Rand barked a laugh. “Third base has very little to do with ears!” Then he dropped his eyes. “Maybe a little to do with them,” and when she didn’t respond, he said more soberly, “It’s complicated. You see in practice, we’re already at third base, so it’s only a matter of—”

“How do you figure that?”

“Well I’m thinking about when we—”

She wagged a finger. “Oh, I think if there’s a twelve year gap in the game, the clock has to be reset.”

“Damn,” he laughed and took her hand in his again. “I thought you might say that.”

“I can’t believe you remember.”

He gave her a lopsided smile. “It was my first kiss too.”

“Really!” She gasped, her hand flying to her throat. “But you were the school hunk. There’s no way that was your first kiss.”

“I was shy too you know.” He quirked his shoulder. It was what it was. He wasn’t going to deny it. Especially with her.

She leaned forward and brushed her fingertips lightly across his lips; they parted under her touch. “And I made your lip bleed.”

“I already knew love hurt.” Cornball but true.
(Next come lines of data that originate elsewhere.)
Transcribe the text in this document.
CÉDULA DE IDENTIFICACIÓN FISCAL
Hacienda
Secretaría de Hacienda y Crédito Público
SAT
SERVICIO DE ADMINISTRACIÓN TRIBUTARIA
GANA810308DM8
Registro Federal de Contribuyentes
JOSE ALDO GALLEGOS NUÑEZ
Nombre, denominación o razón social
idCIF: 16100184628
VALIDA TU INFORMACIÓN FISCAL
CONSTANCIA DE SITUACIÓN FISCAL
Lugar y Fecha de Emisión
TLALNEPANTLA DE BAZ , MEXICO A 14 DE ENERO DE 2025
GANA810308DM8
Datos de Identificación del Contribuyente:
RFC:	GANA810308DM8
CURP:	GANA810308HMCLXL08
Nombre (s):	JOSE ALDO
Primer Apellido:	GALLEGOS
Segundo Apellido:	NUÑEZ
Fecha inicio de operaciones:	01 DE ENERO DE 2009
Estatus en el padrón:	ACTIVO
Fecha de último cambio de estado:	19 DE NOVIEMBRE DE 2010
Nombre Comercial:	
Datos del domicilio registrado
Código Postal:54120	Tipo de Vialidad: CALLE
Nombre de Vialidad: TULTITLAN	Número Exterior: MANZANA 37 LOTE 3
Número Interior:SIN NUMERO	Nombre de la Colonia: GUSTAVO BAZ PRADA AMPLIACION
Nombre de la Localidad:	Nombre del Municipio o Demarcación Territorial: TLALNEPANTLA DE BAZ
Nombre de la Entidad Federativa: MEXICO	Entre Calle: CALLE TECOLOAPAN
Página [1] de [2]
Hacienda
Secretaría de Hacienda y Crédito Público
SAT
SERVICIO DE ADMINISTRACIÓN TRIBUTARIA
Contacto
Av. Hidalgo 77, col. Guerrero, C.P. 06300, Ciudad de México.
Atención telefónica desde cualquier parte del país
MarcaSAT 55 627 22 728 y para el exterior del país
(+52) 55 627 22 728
He captured her hand and brought it back to his lips to kiss. When they danced a second time, it was easier to stay in the present. He held her closer this time, worried less about where he moved her, focussed on falling into her eyes.

She said, “Aren’t you going to ask me your last question, the one about a home run?”

“No. I don’t think I need to.”

“Oh.” Harry’s mouth was a pout of disappointment, begging to be explored. Rand pulled her closer and whispered against her cheek, “I already have the answer.”

She stretched back from him. “Oh, you do! So what would that be then?”

“Correct me if I’m wrong, but I think I have a very good chance of stealing home.”

The fingers resting lightly on his shoulder fisted his shirt. When he brought his face close again, Harry held very still. When he brought his lips to hers, he felt her bones melt under his hands, and a spark of energy and light ignite inside his chest.

He said, “Let’s restart the clock. First base,” and kissed her again, like he was intending to fuse their lips permanently.